Kirtland wrestler qualifies for World Team Trials

  • Published
  • By Kendahl Johnson
  • Kirtland Public Affairs
Thanks to an excellent showing at the Armed Forces Wrestling Championship, a Kirtland officer qualified to compete in the World Team Trials.

1st Lt. Brandon Mueller, a physicist with the Air Force Research Laboratory’s Space Vehicles Directorate, captured two second place medals representing the Air Force in the Armed Forces tournament, earning him an invite to the WTT tournament. 

“I’m really excited for the opportunity,” Mueller said. “I never expected to be back wrestling competitively at this level.”

Mueller, who wrestled for four years at the Air Force Academy, was out of competitive wrestling for two years following his graduation in 2013. But he didn’t abandon the sport entirely. In his spare time, he’s a volunteer coach at Albuquerque’s 505 Wrestling Club. It was there he decided he wasn’t done competing in the sport he loved.

“The head coach thought I could still be competitive, so I thought I’d give it a shot,” he said. 

The 505 Wrestling Club, as well as Air Force Sports, gave him the training opportunities he needed to once again be able to contend in high-level competitions.

He found success wrestling at Greco-Roman, a style different from the traditional folkstyle, or collegiate style, he’d been wrestling at since he was in third grade. The major difference with Greco-Roman is that you can’t touch legs, which played to his strengths as a wrestler.  

Mueller was a surprise WTT qualifier. He entered the Armed Forces tournament unranked, as he hadn’t trained for much of 2016 due to a torn labrum in his hip that required surgery to repair. He only started training again in January. At the Armed Forces tournament, he upset the nationally-ranked Marine Sgt. JayShon Wilson en route to his second place finish. 

“It was a shock that I was able to recover from the injury to win two silver medals at the Armed Forces Championships,” he said.

Next up, Mueller will compete at the Kristjan Palusalu Memorial Wrestling Tournament in Estonia. He hopes to win enough matches to place, but said establishing goals is difficult because he’s not sure what to expect.

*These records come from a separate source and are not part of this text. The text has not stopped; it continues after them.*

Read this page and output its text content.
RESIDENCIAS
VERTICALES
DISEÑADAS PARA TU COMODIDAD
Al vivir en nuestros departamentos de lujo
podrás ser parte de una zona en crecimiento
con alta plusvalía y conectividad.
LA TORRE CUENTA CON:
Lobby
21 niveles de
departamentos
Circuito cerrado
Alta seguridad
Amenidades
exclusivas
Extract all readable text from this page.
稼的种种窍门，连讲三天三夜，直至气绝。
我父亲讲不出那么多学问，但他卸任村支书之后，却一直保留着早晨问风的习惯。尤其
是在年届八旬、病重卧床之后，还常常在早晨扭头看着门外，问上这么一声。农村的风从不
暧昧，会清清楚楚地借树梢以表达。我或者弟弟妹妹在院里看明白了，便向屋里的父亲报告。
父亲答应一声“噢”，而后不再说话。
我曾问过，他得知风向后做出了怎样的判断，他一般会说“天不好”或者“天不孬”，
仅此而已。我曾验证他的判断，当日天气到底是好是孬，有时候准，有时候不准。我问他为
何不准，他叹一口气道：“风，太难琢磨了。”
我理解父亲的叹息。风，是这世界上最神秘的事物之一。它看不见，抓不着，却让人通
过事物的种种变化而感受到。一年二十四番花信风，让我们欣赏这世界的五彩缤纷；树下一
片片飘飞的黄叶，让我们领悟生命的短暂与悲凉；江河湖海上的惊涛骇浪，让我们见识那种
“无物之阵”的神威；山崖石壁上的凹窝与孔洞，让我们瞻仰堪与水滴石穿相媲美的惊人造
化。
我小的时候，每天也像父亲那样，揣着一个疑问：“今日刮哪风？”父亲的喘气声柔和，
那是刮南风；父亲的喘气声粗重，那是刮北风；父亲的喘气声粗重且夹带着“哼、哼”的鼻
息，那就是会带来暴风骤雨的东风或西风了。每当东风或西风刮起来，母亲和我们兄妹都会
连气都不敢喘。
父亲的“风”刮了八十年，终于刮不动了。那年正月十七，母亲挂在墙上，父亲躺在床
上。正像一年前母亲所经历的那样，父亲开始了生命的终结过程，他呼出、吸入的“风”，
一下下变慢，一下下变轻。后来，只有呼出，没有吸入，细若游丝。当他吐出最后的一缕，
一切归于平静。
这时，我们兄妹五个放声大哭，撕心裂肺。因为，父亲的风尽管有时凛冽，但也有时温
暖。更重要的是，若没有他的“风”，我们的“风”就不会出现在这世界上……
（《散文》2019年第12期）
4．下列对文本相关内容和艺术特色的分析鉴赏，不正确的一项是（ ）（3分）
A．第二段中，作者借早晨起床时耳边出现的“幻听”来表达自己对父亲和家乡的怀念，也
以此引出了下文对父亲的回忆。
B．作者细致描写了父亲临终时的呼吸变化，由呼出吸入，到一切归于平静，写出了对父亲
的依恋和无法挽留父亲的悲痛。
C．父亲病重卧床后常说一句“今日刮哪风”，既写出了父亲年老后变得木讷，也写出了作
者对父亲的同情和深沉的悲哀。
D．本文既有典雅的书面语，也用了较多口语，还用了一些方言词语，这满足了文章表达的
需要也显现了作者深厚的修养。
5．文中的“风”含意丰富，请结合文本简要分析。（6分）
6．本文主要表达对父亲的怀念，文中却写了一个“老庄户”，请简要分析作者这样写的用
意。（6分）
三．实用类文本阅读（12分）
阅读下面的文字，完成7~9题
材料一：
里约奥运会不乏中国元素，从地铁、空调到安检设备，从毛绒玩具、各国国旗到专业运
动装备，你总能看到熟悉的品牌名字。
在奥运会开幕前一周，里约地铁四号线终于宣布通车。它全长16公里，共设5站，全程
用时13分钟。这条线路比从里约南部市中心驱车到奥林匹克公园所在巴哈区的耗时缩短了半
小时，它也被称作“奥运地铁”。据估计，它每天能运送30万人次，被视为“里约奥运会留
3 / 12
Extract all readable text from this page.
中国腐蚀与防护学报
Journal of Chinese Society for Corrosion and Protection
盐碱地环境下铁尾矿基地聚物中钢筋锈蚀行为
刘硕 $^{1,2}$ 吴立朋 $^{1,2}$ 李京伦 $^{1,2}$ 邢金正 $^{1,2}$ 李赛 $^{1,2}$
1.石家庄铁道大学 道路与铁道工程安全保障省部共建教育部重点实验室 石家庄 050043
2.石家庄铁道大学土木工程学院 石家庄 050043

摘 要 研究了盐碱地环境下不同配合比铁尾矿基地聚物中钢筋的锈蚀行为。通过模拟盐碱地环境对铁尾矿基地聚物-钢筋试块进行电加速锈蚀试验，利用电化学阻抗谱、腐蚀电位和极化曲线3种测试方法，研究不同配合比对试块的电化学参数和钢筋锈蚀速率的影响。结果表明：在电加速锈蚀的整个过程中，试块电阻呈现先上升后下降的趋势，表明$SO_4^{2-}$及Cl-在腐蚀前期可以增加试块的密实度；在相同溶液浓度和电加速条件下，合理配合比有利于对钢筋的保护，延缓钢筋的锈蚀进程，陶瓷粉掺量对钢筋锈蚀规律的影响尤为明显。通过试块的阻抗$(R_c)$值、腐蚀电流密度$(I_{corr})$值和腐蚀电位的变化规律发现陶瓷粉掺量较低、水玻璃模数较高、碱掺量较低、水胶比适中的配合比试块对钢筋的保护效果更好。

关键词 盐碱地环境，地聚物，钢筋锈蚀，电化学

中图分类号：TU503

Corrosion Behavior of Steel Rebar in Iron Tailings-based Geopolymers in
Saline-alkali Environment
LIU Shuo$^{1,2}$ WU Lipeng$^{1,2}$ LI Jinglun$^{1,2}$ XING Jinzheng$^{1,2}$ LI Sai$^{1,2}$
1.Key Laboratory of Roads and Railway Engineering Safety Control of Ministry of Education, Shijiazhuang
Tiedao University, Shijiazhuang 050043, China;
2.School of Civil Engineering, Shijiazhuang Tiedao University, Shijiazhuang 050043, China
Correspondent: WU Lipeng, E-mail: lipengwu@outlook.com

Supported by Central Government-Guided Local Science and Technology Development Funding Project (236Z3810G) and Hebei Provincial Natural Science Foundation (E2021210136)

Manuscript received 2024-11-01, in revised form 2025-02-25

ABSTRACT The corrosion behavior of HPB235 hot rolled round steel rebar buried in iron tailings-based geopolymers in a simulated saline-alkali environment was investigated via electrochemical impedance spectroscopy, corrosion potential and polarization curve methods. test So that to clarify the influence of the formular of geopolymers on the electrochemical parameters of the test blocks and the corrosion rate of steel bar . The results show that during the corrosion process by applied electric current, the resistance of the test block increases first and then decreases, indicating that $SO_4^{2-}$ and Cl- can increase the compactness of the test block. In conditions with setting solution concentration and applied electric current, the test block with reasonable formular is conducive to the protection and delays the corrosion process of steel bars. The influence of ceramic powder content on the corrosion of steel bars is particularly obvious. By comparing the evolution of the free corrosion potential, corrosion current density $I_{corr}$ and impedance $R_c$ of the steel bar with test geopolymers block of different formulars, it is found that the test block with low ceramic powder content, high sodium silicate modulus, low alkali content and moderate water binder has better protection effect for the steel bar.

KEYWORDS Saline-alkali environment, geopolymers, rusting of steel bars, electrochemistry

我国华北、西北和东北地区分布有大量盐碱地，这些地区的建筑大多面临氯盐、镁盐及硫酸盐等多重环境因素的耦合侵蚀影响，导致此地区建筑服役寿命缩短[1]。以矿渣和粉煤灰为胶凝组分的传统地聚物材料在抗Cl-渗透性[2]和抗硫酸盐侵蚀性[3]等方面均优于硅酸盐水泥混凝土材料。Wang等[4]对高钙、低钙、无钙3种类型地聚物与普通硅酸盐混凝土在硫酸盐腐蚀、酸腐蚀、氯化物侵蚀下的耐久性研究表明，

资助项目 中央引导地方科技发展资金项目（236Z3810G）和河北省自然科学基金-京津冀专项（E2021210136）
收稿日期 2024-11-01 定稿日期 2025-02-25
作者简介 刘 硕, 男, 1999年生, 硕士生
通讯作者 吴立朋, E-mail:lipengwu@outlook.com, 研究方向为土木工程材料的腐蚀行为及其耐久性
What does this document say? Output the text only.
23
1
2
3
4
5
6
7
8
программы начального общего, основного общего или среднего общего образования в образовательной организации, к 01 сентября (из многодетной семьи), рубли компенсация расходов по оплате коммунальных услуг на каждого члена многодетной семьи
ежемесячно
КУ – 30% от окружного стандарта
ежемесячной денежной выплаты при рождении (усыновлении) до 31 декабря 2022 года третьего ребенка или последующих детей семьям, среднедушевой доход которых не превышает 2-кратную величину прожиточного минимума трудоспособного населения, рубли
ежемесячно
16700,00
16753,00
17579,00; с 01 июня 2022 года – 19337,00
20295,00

“Finishing in the top three would be really exciting, but it’s hard to judge that tournament,” he said. “I’m going in blind as to what the competition will be like.”

With a smile, he added, “I’d like to pin a Russian, I guess.”  

Following that tournament, he will join other WTT qualifiers for training at Fort Carson in Colorado Springs.  Then it’s off to Las Vegas April 25-29 for the World Team Trials, where winners qualify to represent Team USA in August in Paris, France, at the World Championships. 

“Making the national team might be a little too lofty of a goal at this point, but I definitely want to win some matches to show that I belong there and I’m competitive at that level,” Mueller said.

Mueller said his leadership and co-workers at AFRL have been extremely supportive of him taking time off to participate in the Air Force Sports program.

“My unit and commanders have been very supportive of my turbulent training and competition schedule,” he said. “They’ve been very flexible, and my co-workers have really pitched in on the programs I manage.”